Question

Need help with a pre-calculus question
I can't get the statements to be true.
Write statements S1, S2 and S3. Sn: 2+5+8+...+(3n-1)=n(1+3n/2). For S1 I get 5=7. For S2, I get 14=40. And S3 23=100. How do I make these true statements?

Answer 1

well.....

Answer 2

Hi.

Answer 3

give me a sec

Answer 4

Okay

Answer 5

i think pax has it

Answer 6

lol its been a while since ive taken this

Answer 7

how do I find pax?

Answer 8

\[S_n: 2+5+8+...+(3n-1)={n(1+3n)\over 2}\]

Answer 9

So i go (3(2)-1)=2(1+3(2)/2 = -5=7 so it is false.

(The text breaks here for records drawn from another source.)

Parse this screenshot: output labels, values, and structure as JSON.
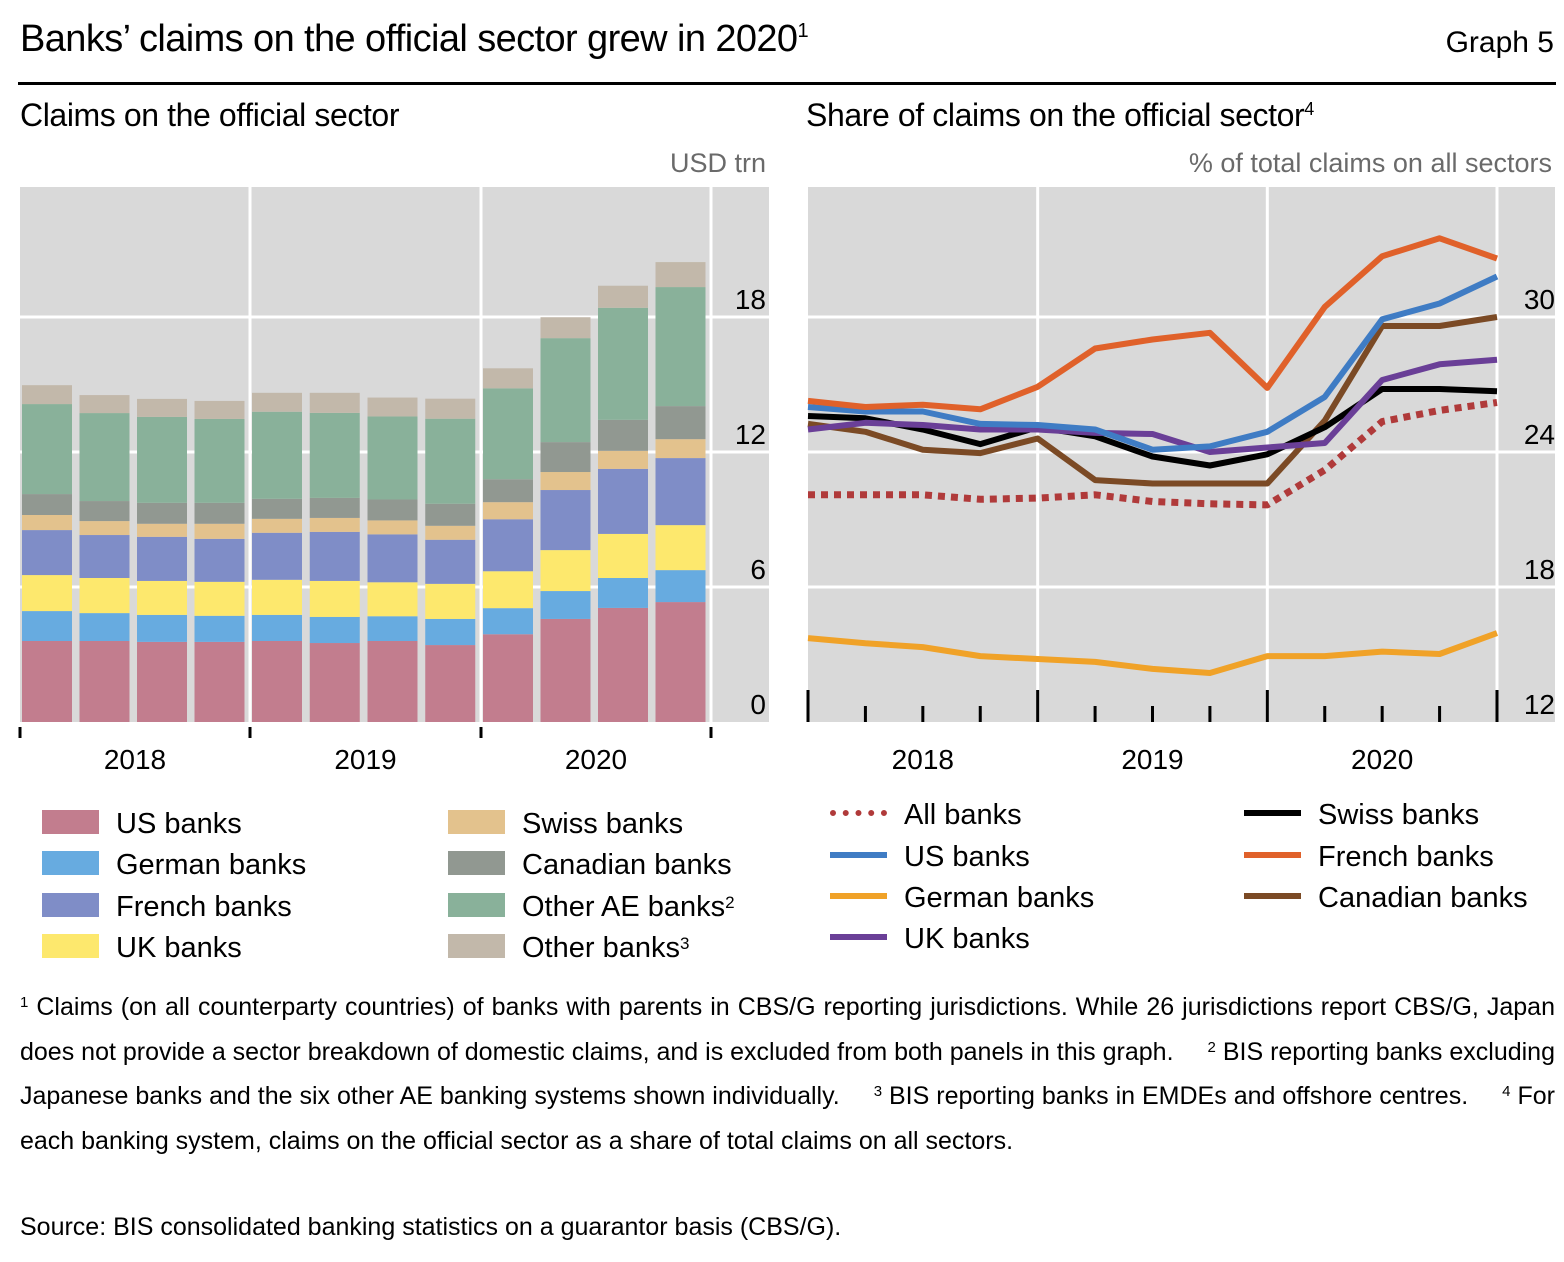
{
  "header": {
    "title": "Banks’ claims on the official sector grew in 2020",
    "title_note": "1",
    "graph_label": "Graph 5"
  },
  "colors": {
    "plot_background": "#d9d9d9",
    "gridline": "#ffffff",
    "us": "#c27d8e",
    "german": "#67abe0",
    "french": "#7f8dc7",
    "uk": "#fde86d",
    "swiss": "#e3c28d",
    "canadian": "#919891",
    "other_ae": "#89b19a",
    "other": "#c2b8aa"
  },
  "chart_data": [
    {
      "type": "bar",
      "stacked": true,
      "title": "Claims on the official sector",
      "ylabel": "USD trn",
      "ylim": [
        0,
        24
      ],
      "yticks": [
        0,
        6,
        12,
        18
      ],
      "y_axis_side": "right",
      "grid": true,
      "x_groups": [
        "2018",
        "2019",
        "2020"
      ],
      "categories": [
        "2018 Q1",
        "2018 Q2",
        "2018 Q3",
        "2018 Q4",
        "2019 Q1",
        "2019 Q2",
        "2019 Q3",
        "2019 Q4",
        "2020 Q1",
        "2020 Q2",
        "2020 Q3",
        "2020 Q4"
      ],
      "series": [
        {
          "name": "US banks",
          "key": "us",
          "values": [
            3.6,
            3.6,
            3.56,
            3.56,
            3.6,
            3.51,
            3.6,
            3.42,
            3.9,
            4.58,
            5.07,
            5.33
          ]
        },
        {
          "name": "German banks",
          "key": "german",
          "values": [
            1.33,
            1.24,
            1.2,
            1.16,
            1.16,
            1.16,
            1.1,
            1.16,
            1.16,
            1.24,
            1.33,
            1.42
          ]
        },
        {
          "name": "UK banks",
          "key": "uk",
          "values": [
            1.6,
            1.56,
            1.51,
            1.51,
            1.56,
            1.6,
            1.51,
            1.56,
            1.64,
            1.82,
            1.96,
            2.0
          ]
        },
        {
          "name": "French banks",
          "key": "french",
          "values": [
            2.0,
            1.91,
            1.96,
            1.91,
            2.09,
            2.18,
            2.13,
            1.96,
            2.31,
            2.67,
            2.89,
            2.98
          ]
        },
        {
          "name": "Swiss banks",
          "key": "swiss",
          "values": [
            0.67,
            0.62,
            0.58,
            0.67,
            0.62,
            0.62,
            0.62,
            0.62,
            0.76,
            0.8,
            0.8,
            0.84
          ]
        },
        {
          "name": "Canadian banks",
          "key": "canadian",
          "values": [
            0.93,
            0.89,
            0.93,
            0.93,
            0.89,
            0.89,
            0.93,
            0.98,
            1.02,
            1.33,
            1.38,
            1.47
          ]
        },
        {
          "name": "Other AE banks",
          "key": "other_ae",
          "note": "2",
          "values": [
            4.0,
            3.91,
            3.82,
            3.73,
            3.87,
            3.78,
            3.69,
            3.78,
            4.04,
            4.62,
            4.98,
            5.29
          ]
        },
        {
          "name": "Other banks",
          "key": "other",
          "note": "3",
          "values": [
            0.84,
            0.8,
            0.8,
            0.8,
            0.84,
            0.89,
            0.84,
            0.89,
            0.89,
            0.93,
            0.98,
            1.11
          ]
        }
      ],
      "legend": {
        "placement": "bottom",
        "columns": 2,
        "items": [
          {
            "label": "US banks",
            "key": "us",
            "note": ""
          },
          {
            "label": "German banks",
            "key": "german",
            "note": ""
          },
          {
            "label": "French banks",
            "key": "french",
            "note": ""
          },
          {
            "label": "UK banks",
            "key": "uk",
            "note": ""
          },
          {
            "label": "Swiss banks",
            "key": "swiss",
            "note": ""
          },
          {
            "label": "Canadian banks",
            "key": "canadian",
            "note": ""
          },
          {
            "label": "Other AE banks",
            "key": "other_ae",
            "note": "2"
          },
          {
            "label": "Other banks",
            "key": "other",
            "note": "3"
          }
        ]
      }
    },
    {
      "type": "line",
      "title": "Share of claims on the official sector",
      "title_note": "4",
      "ylabel": "% of total claims on all sectors",
      "ylim": [
        12,
        35.6
      ],
      "yticks": [
        12,
        18,
        24,
        30
      ],
      "y_axis_side": "right",
      "grid": true,
      "x_groups": [
        "2018",
        "2019",
        "2020"
      ],
      "x": [
        "2017 Q4",
        "2018 Q1",
        "2018 Q2",
        "2018 Q3",
        "2018 Q4",
        "2019 Q1",
        "2019 Q2",
        "2019 Q3",
        "2019 Q4",
        "2020 Q1",
        "2020 Q2",
        "2020 Q3",
        "2020 Q4"
      ],
      "series": [
        {
          "name": "All banks",
          "color": "#b03a3a",
          "style": "dotted",
          "values": [
            22.1,
            22.1,
            22.1,
            21.9,
            21.95,
            22.1,
            21.8,
            21.7,
            21.65,
            23.2,
            25.35,
            25.85,
            26.2
          ]
        },
        {
          "name": "US banks",
          "color": "#3f7cc4",
          "style": "solid",
          "values": [
            26.0,
            25.8,
            25.8,
            25.25,
            25.2,
            25.0,
            24.1,
            24.25,
            24.9,
            26.45,
            29.9,
            30.6,
            31.8
          ]
        },
        {
          "name": "German banks",
          "color": "#f0a228",
          "style": "solid",
          "values": [
            15.73,
            15.5,
            15.33,
            14.93,
            14.8,
            14.67,
            14.36,
            14.18,
            14.93,
            14.93,
            15.13,
            15.02,
            15.95
          ]
        },
        {
          "name": "UK banks",
          "color": "#6a3f97",
          "style": "solid",
          "values": [
            25.0,
            25.3,
            25.2,
            25.0,
            25.0,
            24.85,
            24.8,
            24.0,
            24.2,
            24.4,
            27.2,
            27.9,
            28.1
          ]
        },
        {
          "name": "Swiss banks",
          "color": "#000000",
          "style": "solid",
          "values": [
            25.6,
            25.5,
            25.0,
            24.35,
            25.1,
            24.7,
            23.8,
            23.4,
            23.9,
            25.1,
            26.8,
            26.8,
            26.7
          ]
        },
        {
          "name": "French banks",
          "color": "#e0612a",
          "style": "solid",
          "values": [
            26.27,
            26.0,
            26.1,
            25.9,
            26.9,
            28.6,
            29.0,
            29.3,
            26.85,
            30.45,
            32.7,
            33.5,
            32.6
          ]
        },
        {
          "name": "Canadian banks",
          "color": "#7b4a25",
          "style": "solid",
          "values": [
            25.25,
            24.9,
            24.1,
            23.95,
            24.6,
            22.75,
            22.6,
            22.6,
            22.6,
            25.4,
            29.6,
            29.6,
            30.0
          ]
        }
      ],
      "legend": {
        "placement": "bottom",
        "columns": 2,
        "items": [
          {
            "label": "All banks",
            "series": 0
          },
          {
            "label": "US banks",
            "series": 1
          },
          {
            "label": "German banks",
            "series": 2
          },
          {
            "label": "UK banks",
            "series": 3
          },
          {
            "label": "Swiss banks",
            "series": 4
          },
          {
            "label": "French banks",
            "series": 5
          },
          {
            "label": "Canadian banks",
            "series": 6
          }
        ]
      }
    }
  ],
  "footnotes": {
    "n1_mark": "1",
    "n1": "Claims (on all counterparty countries) of banks with parents in CBS/G reporting jurisdictions. While 26 jurisdictions report CBS/G, Japan does not provide a sector breakdown of domestic claims, and is excluded from both panels in this graph.",
    "n2_mark": "2",
    "n2": "BIS reporting banks excluding Japanese banks and the six other AE banking systems shown individually.",
    "n3_mark": "3",
    "n3": "BIS reporting banks in EMDEs and offshore centres.",
    "n4_mark": "4",
    "n4": "For each banking system, claims on the official sector as a share of total claims on all sectors.",
    "source": "Source: BIS consolidated banking statistics on a guarantor basis (CBS/G)."
  }
}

How do I make this statement true?

Answer 10

Sorry, I meant = 5=7

Answer 11

\[S_1: 2={1(1+3\cdot1)\over 2}\]\[S_2: 2+5={2(1+3\cdot2)\over 2}\]\[S_3: 2+5+8={3(1+3\cdot3)\over 2}\]

Answer 12

I got it. 2 is the first and we add 1 to the other side.
In S2, we add 2+5 and 2 to the other side.
S3, we add the 2+5+8 and on the other side, we add 3.
It is the progression of the numbers. Thank you.

Answer 13

right :)
S3 means the sum of the first 3 numbers of the sequence

and in the right you have the formula for finding the sum using n=3

Answer 14

Perfect. I got S1: 2=2. S2: 7=7 and S3: 15=15 Thank you Pax. I appreciate the help.